It’s risky business – giving sleep meds to the elderly and the medically ill – and today we have some reassuring data. [Link]
Published On: 9/5/2020
Duration: 2 minutes, 22 seconds
It’s risky business – giving sleep meds to the elderly and the medically ill – and today we have some reassuring data.
This first-of-its-kind study was a small, randomized, double-blind, placebo-controlled study of trazodone 50mg in older adults with small vessel cerebral vascular disease and insomnia. They looked at how treatment with trazodone would affect the Montreal Cognitive Assessment scale (or MoCA) – a popular test for dementia that Donald Trump famously passed on his recent medical exam. These patients had cognitive impairment but not dementia, with a mean MOCA of 17.
Trazodone was well tolerated with mild nausea and headache, but also dizziness – which could be a concern because of the risks of falls and orthostasis with trazodone although there were no changes in blood pressure on it.
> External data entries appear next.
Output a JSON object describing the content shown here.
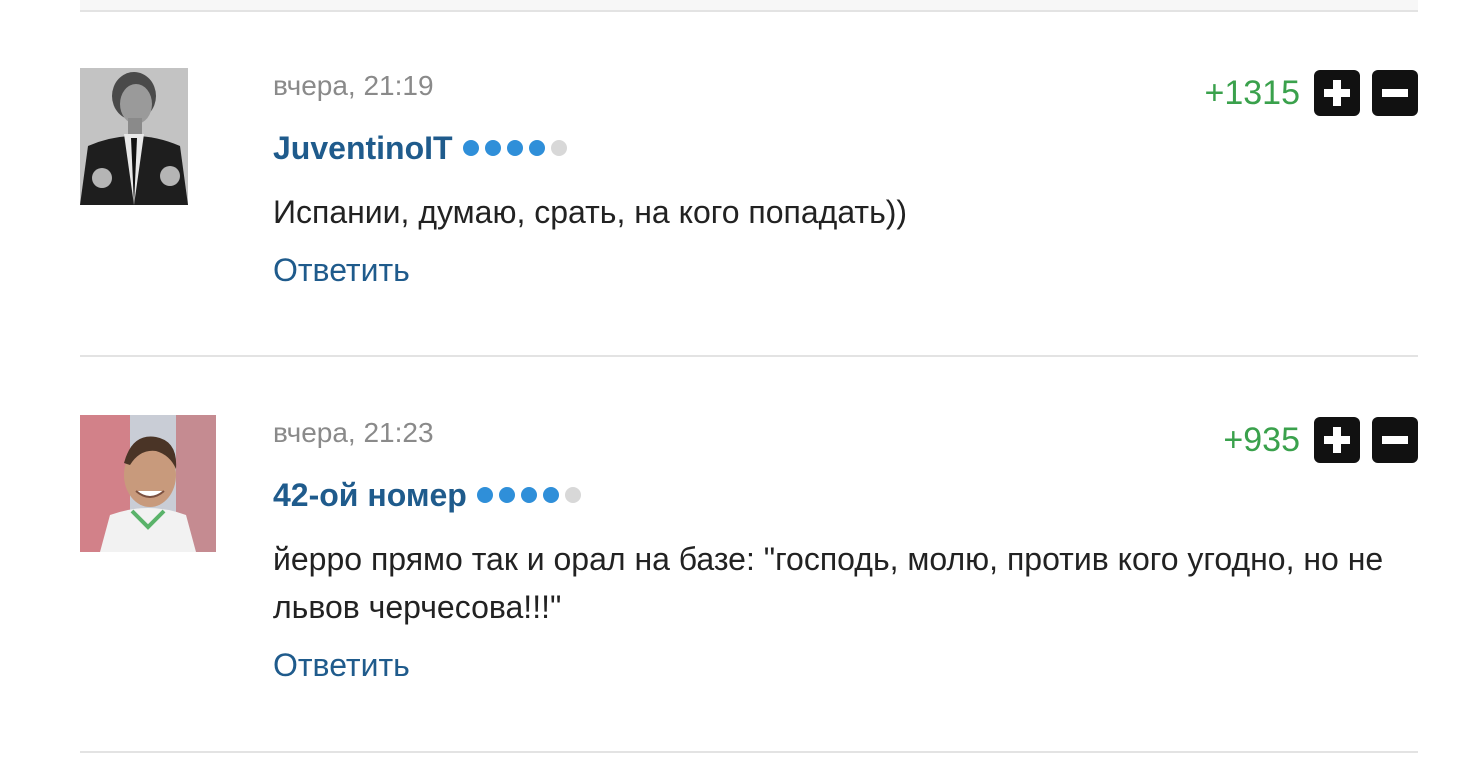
{
  "comments": [
    {
      "timestamp": "вчера, 21:19",
      "author": "JuventinoIT",
      "rating_level": 4,
      "rating_max": 5,
      "text": "Испании, думаю, срать, на кого попадать))",
      "reply_label": "Ответить",
      "score": "+1315"
    },
    {
      "timestamp": "вчера, 21:23",
      "author": "42-ой номер",
      "rating_level": 4,
      "rating_max": 5,
      "text": "йерро прямо так и орал на базе: \"господь, молю, против кого угодно, но не львов черчесова!!!\"",
      "reply_label": "Ответить",
      "score": "+935"
    }
  ],
  "colors": {
    "author": "#1f5b8c",
    "score_positive": "#3aa14c",
    "rating_on": "#2f8fd9",
    "rating_off": "#d8d8d8",
    "vote_button": "#111111"
  },
  "icons": {
    "upvote": "plus-icon",
    "downvote": "minus-icon"
  }
}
The patients who took trazodone slept deeper with fewer awakenings and saw improvements in their daytime functioning, anxiety, depression…. And they also had significantly better concentration and recall, although their total MOCA score was not significantly improved.
Good cognition depends on good sleep, and it’s likely that the improvements in sleep quality with trazodone are what lead to better cognition here. The improvements were slight, but they contrast with a study in healthy patients with insomnia where trazodone caused slower reaction times in the morning. This study at least reassures us that trazodone can be safe in patients with ischemic disease and insomnia, and it may be beneficial as well.